In preparation for an upcoming seminar on leasing trends, Peter Zalewski, a principal with the Bal Harbour-based real estate consultancy Condo Vultures, gathered information on the submarkets in Miami-Dade, Broward and Palm Beach counties. The statistics include some interesting conclusions. For example, furnished apartments can be leased for 25 cents more per square foot than similar but unfurnished apartments.
“Something like furnishing the condos and apartments will help the buyer get to the double-digit cap rate sooner because they can charge more in rent,” Zalewski said.
Zalewski will address these principles and others in a Condo Vultures seminar scheduled for June 16. A panel discussion focusing on South Florida rental rate trends will be followed by a networking session and question and answer period.
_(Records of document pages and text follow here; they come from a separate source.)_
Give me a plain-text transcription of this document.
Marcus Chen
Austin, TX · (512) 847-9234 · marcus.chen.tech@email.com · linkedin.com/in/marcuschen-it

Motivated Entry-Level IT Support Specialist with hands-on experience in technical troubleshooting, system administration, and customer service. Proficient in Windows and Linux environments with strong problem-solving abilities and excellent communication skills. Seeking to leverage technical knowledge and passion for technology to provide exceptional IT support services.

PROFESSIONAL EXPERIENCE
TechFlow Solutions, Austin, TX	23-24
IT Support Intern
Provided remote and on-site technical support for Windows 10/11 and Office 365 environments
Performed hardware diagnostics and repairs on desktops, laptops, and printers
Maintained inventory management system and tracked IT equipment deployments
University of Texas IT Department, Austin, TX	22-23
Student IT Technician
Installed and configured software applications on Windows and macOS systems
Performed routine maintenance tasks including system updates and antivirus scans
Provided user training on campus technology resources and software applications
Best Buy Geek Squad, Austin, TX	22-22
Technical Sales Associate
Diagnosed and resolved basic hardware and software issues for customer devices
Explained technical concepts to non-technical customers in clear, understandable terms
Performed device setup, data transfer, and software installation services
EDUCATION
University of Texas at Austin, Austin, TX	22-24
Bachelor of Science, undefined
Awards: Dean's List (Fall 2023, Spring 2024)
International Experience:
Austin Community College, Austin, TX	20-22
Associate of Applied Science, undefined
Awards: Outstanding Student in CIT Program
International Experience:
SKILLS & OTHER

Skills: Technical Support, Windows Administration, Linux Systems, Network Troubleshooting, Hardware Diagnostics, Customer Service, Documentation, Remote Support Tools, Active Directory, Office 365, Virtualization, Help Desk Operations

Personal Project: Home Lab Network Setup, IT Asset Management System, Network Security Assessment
“We’re expecting a lot of investors who are interested in double-digit cap rates,” Zalewski said. “These people are numbers based; they’re not speculators.”
Panel participants include:
James Donnelly, president and chief executive of the Castle Group association, a property management and services company based in Plantation.
Raul Valdes-Fauli, Miami-Dade County president of CNL Bank, who will talk about fractured condo lending.
Jack McCabe, McCabe Research & Consulting, who will give an overall analysis of the market.
Alan Ojeda, developer of One Broadway, a new high-rise rental tower in Miami’s Brickell Avenue area.
Double-digit cap rates, a measure of the ratio between the total income a property yields and the original price of the property, are seen as the dividing line for success in a battered rental market.
At the height of the real estate boom, when condos were being sold to converters, the cap rates were in the 2 to 4 percent range. Now, Zalewski and McCabe believe getting into the double digits isn’t out of the realm of possibility. While rents are predicted to drop because of the increase in inventory, condos that were previously for sale and now are for rent can be rented at higher rates than the rest of the rental market.
“People might be willing to pay high rents for those new condos while the older apartment complexes are going to have to lower the rent in a desperate attempt to fill the units,” McCabe said.